Frankly, we should want this now more than ever.
Yet I think there’s a difference between media which helps us understand the worldwide collective trauma we’re going through in dealing with the virus and unprecedented loss of life, and media that exploits the situation. Whereas Shinkai noting his next work is inspired by his experiences of COVID-19 paves the way for an interesting story commenting on the pandemic experience, tacking on commentary to an anime screening feels tacky and meaningless.

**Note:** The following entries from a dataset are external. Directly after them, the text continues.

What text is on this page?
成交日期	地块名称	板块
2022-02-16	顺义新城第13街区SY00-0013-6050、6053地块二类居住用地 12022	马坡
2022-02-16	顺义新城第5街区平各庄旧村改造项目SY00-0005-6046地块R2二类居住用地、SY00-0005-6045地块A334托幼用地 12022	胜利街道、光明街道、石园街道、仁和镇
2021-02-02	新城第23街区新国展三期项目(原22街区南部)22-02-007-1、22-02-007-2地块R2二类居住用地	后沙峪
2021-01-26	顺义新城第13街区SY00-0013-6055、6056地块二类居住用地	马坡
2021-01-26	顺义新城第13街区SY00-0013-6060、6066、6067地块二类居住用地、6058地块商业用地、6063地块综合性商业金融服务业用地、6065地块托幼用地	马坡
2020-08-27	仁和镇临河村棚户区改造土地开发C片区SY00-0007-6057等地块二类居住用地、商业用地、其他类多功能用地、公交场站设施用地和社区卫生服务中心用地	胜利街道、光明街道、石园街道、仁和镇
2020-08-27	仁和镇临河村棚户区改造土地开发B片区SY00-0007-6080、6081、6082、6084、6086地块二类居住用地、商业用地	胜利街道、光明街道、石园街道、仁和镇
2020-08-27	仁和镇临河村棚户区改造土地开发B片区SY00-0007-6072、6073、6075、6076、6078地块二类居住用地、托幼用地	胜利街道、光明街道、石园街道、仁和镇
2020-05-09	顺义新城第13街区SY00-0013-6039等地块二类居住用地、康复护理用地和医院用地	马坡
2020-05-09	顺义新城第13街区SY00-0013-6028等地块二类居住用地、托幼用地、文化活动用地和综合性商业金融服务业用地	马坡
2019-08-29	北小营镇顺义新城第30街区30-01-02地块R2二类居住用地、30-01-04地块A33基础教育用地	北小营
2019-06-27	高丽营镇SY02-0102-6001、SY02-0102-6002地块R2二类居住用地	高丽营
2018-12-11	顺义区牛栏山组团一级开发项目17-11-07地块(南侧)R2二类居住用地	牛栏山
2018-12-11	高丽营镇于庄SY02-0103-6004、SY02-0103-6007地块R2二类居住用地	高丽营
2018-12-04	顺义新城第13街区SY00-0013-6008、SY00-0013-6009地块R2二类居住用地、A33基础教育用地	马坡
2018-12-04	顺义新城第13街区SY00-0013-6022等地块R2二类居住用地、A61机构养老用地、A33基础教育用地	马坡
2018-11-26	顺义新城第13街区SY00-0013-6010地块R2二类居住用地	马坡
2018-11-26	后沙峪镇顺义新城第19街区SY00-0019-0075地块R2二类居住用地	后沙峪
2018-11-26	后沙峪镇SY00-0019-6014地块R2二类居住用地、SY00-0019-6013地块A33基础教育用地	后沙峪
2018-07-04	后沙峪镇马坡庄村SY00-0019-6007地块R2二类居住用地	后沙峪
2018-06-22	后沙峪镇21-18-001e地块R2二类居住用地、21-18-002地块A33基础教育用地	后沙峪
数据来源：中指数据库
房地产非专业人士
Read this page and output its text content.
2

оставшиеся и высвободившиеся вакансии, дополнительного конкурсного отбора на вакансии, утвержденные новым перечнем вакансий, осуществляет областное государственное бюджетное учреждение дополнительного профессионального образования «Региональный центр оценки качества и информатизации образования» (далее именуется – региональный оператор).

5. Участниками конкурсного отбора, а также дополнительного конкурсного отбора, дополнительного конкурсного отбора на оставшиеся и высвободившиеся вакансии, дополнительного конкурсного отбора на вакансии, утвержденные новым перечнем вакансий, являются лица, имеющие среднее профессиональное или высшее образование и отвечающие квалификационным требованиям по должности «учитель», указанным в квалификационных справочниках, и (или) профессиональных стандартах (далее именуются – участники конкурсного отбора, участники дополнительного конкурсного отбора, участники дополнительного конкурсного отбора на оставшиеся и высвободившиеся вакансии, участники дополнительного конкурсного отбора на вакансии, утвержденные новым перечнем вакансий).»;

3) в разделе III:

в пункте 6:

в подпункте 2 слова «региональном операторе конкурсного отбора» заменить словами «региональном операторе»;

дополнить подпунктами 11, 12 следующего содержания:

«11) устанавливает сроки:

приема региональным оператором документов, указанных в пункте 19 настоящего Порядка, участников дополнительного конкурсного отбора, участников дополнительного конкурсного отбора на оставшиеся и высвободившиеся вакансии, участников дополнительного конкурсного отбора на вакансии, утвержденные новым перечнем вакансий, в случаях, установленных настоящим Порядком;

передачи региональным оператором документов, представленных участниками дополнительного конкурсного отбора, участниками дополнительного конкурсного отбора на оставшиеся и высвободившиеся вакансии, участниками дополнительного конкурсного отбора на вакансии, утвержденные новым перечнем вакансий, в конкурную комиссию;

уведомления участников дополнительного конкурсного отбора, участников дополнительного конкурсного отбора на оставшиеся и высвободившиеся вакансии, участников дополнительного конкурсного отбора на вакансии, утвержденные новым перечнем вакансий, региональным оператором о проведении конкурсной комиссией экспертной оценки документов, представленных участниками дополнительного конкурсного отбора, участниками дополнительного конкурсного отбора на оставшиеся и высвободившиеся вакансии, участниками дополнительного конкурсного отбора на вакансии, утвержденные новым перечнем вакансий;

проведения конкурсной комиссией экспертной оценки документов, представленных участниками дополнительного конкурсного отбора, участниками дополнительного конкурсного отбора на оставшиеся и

As much as I’m a fan of Cells at Work, I can’t help but pre-emptively judge this final chapter as feeling exploitative while the pandemic is still ongoing. The series has already commented on other illnesses that affect the body in similar ways, and without a direct plea to the audience to stay safe that would feel out-of-character, it feels unnecessary and crass at this moment in time.
While people may argue they don’t want COVID-19 infecting the media they consume, something I am even risk-averse to at this moment, anime is already embracing COVID and will only continue to do so as time goes on. We just have to judge for ourselves how far we wish to engage with this.